Je me souviens très bien de cet instant. Nous étions face à la mer.
L’horizon scintillait. C’est là qu’Anna m’a demandé :

« Si j’avais commis le pire,
m’aimerais-tu malgré tout ? »

Vous auriez répondu quoi, vous ?
Anna était la femme de ma vie. Nous devions nous marier dans trois semaines. Bien sûr que je l’aimerais quoi qu’elle ait pu faire.
Du moins, c’est ce que je croyais, mais elle a fouillé dans son sac d’une main fébrile, et m’a tendu une photo.
– C’est moi qui ai fait ça.
Abasourdi, j’ai contemplé son secret et j’ai su que nos vies venaient de basculer pour toujours.

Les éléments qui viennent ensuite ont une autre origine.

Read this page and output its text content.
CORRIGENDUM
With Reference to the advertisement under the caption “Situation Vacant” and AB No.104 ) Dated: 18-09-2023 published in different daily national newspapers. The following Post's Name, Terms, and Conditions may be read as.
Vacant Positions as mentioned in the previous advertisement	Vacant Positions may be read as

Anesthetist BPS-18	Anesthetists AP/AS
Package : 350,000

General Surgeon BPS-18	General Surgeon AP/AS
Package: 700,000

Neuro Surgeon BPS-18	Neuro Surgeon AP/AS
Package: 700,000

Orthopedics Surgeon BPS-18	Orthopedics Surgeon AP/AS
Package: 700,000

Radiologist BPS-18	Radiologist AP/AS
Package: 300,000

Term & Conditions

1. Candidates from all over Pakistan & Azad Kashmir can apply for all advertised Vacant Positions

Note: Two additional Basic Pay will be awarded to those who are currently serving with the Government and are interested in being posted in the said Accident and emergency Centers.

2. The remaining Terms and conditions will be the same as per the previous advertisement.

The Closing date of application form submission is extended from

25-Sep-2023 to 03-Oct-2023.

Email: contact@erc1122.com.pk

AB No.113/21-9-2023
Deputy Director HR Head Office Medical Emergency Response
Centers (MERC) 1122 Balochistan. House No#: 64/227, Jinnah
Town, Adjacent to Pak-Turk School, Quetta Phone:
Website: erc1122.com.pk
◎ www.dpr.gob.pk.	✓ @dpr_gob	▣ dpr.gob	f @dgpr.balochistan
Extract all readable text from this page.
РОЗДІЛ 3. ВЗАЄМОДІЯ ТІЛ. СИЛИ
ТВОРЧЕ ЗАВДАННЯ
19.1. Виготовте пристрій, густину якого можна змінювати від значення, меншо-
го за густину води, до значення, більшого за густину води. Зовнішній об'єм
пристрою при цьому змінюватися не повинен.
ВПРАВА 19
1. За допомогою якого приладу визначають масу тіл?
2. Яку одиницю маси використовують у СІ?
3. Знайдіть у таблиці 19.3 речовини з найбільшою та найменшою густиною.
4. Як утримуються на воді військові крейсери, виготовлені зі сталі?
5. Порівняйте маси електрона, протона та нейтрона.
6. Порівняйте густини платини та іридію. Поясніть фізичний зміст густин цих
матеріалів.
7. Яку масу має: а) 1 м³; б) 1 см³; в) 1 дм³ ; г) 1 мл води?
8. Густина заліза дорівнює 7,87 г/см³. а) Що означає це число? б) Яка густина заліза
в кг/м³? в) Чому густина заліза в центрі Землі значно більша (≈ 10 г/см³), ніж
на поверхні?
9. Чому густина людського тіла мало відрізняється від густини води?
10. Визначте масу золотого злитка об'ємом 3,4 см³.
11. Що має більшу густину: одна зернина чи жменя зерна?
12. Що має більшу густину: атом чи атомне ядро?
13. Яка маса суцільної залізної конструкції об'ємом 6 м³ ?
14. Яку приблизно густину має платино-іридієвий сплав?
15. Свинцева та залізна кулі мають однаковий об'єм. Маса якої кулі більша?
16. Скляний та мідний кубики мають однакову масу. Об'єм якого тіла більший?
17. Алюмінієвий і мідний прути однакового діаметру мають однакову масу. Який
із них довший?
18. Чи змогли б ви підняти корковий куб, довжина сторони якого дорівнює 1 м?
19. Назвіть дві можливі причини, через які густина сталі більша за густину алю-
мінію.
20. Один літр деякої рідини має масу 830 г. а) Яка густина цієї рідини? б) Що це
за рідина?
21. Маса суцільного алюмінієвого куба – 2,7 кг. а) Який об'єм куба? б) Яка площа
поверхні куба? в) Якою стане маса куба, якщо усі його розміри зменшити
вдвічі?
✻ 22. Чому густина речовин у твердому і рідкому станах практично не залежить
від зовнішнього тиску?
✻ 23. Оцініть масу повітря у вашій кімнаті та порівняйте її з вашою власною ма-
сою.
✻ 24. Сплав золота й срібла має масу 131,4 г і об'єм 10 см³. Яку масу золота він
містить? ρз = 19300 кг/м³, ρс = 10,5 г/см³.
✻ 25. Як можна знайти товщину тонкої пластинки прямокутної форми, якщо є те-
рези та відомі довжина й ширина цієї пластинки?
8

Sous le choc, je me suis levé et je suis parti sans un mot. Lorsque je suis revenu, il était trop tard : Anna avait disparu.
Et depuis, je la cherche.

Mon avis

L’an dernier, le tant attendu « L’instant présent » s’était transformé en déception. Je n’avais pas retrouvé le style Musso que j’aimais tant, pas été transportée par le roman … et la fin, n’en parlons pas !

Résultat, cette année, j’étais partagée entre l’excitation de lire son nouveau roman … et l’appréhension d’être à nouveau déçue. Quelques jours plus tard, aidée par les critiques plus que positives sur le bouquin, j’ai osé. J’ai dépassé mon appréhension et commencé à lire « La Fille de Brooklyn ».

En quelques pages, l’histoire était posée. Sans vraiment savoir où l’intrigue allait mener, j’ai ressenti ce petit frisson de plaisir et j’ai croisé les doigts pour que Guillaume Musso ne me déçoive pas !

Et puis j’ai lu, j’ai lu, j’ai lu. Incapable de poser le bouquin plus de 15 minutes. Si j’avais quelque chose à faire, je ne pouvais pas. Je revenais toujours. Juste pour lire un petit chapitre. Juste parce que j’avais envie. Non. En fait, parce que j’en avais besoin. « La Fille de Brooklyn » m’avait rendu totalement addict !

Un chapitre par ci, quatre chapitres par là. Il ne m’aura malgré tout pas fallu plus de 24h pour venir à bout de l’histoire. Une histoire entraînante qui m’a rappelé celle du roman « Central Park ». Une histoire pleine de rebondissements donc, de questionnements, d’enquête, de destins brisés, de vies croisés, de personnes abandonnés.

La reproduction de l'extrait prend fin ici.